Zerżnięte, tu Jun ma rację. Nie jest to mój autorski pomysł, a jedynie adaptacja czegoś Tsu, co jest stosowane... w realu, przeciw pigułkom gwałtu

Tylko że to akurat wymyślili panowie. Dziewczyny chciały chodzićna imprezy z rurkami.
A co do przedmiotu, to tutaj Tsukune wcale nie jest tak, że aby wykryć substancję, mój lakier musi również ją w sobie mieć. Przeciwnie, A z A raczej bez żadnego pośrednika nie reaguje ze sobą. Można by zrobić sztukę dla sztuki i otruciznować pazurek substancją, która schodzi z niego po kontakcie z wodą, ale tego nie planuję.

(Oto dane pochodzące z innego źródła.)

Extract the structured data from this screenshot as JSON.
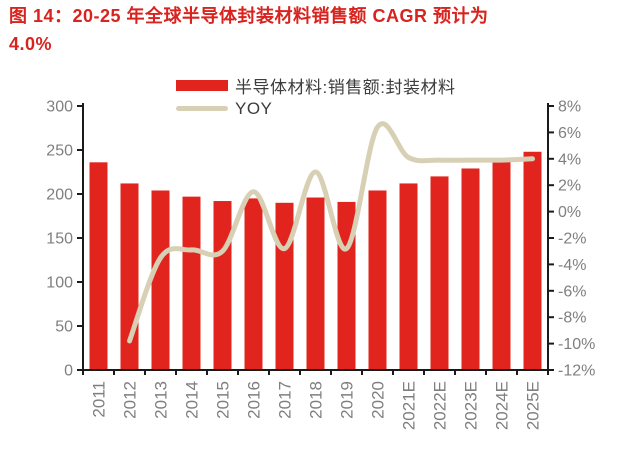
{
  "title": {
    "line1": "图 14：20-25 年全球半导体封装材料销售额 CAGR 预计为",
    "line2": "4.0%"
  },
  "legend": {
    "bar_label": "半导体材料:销售额:封装材料",
    "line_label": "YOY"
  },
  "colors": {
    "title": "#d8231e",
    "bar": "#e2241e",
    "line": "#d8d0b5",
    "axis": "#1a1a1a",
    "tick_label": "#7f7f7f",
    "legend_text": "#3d3d3d"
  },
  "chart_data": {
    "type": "bar",
    "title": "图 14：20-25 年全球半导体封装材料销售额 CAGR 预计为 4.0%",
    "xlabel": "",
    "ylabel": "",
    "grid": false,
    "legend_position": "top-center",
    "categories": [
      "2011",
      "2012",
      "2013",
      "2014",
      "2015",
      "2016",
      "2017",
      "2018",
      "2019",
      "2020",
      "2021E",
      "2022E",
      "2023E",
      "2024E",
      "2025E"
    ],
    "series": [
      {
        "name": "半导体材料:销售额:封装材料",
        "type": "bar",
        "axis": "left",
        "values": [
          236,
          212,
          204,
          197,
          192,
          195,
          190,
          196,
          191,
          204,
          212,
          220,
          229,
          238,
          248
        ]
      },
      {
        "name": "YOY",
        "type": "line",
        "axis": "right",
        "values": [
          null,
          -9.8,
          -3.5,
          -2.9,
          -3.0,
          1.5,
          -2.8,
          3.0,
          -2.8,
          6.4,
          4.1,
          3.9,
          3.9,
          3.9,
          4.0
        ]
      }
    ],
    "left_axis": {
      "min": 0,
      "max": 300,
      "step": 50,
      "ticks": [
        "0",
        "50",
        "100",
        "150",
        "200",
        "250",
        "300"
      ]
    },
    "right_axis": {
      "min": -12,
      "max": 8,
      "step": 2,
      "ticks": [
        "8%",
        "6%",
        "4%",
        "2%",
        "0%",
        "-2%",
        "-4%",
        "-6%",
        "-8%",
        "-10%",
        "-12%"
      ]
    }
  }
}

Co do substancji stałych, to jeśli to jest jakieś ciasto, to rzeczywiście powinno reagować, ale ciut wolniej. Wolno (czyt. 1000 lat) powinno reagować z tabletkami i innymi takimi tworami. One powinny być wykrywalne dopiero po rozdrobnieniu i np. zmieszaniu z wodą/śliną czy czymś.
Co do robienia z tego antidotum bez zdolności neutralizujących, to chyba jestem na tak. Przy czym zmienię trochę sposób działania na trucizny o poszczególnych poziomach. Przy założeniu, że lakierek jest zaawansowany:
Po kontakcie z trucizną prostą - zmienia kolor natychmiastowo
Umiarkowaną - 5 sekund
Zaawansowaną - 15
Wybitny - minuta
Mistrzowski - 3 minuty
Ta rozpiska jest dla płynów.
Dlaczego tak? Żadna laska na imprezie po zamoczeniu paznokcia nie pomyśli sobie: "Hmm... mam 60%, że po wypiciu tego nikt mnie nie zgwałci. Nie ma się czego bać!". Dlatego proponuję wygrywanie odroczone w czasie dla lepszych substancji. Ograniczeniem jest tutaj, że jak ktoś poda nam coś do picia, to musimy poświęcić dużo czasu by upewnić się co do bezpieczeństwa. Substancje gazowe wykryjemy dopiero wtedy, gdy będzie za późno, a stałe - dopiero po szczególnym przygotowaniu, a skoro tak, to pewnie będziemy mieli dużo czasu. Tak mi się wydaje najlepiej.
Teraz lakier jest trochę lepszy niż przed momentem, więc proponuję misję C (500 ryo) z dodatkową dopłatą, 300 albo drugie 500, albo dwie misje C powiązane tematycznie, po których otrzymanie tego byłoby fabularnie uzasadnione.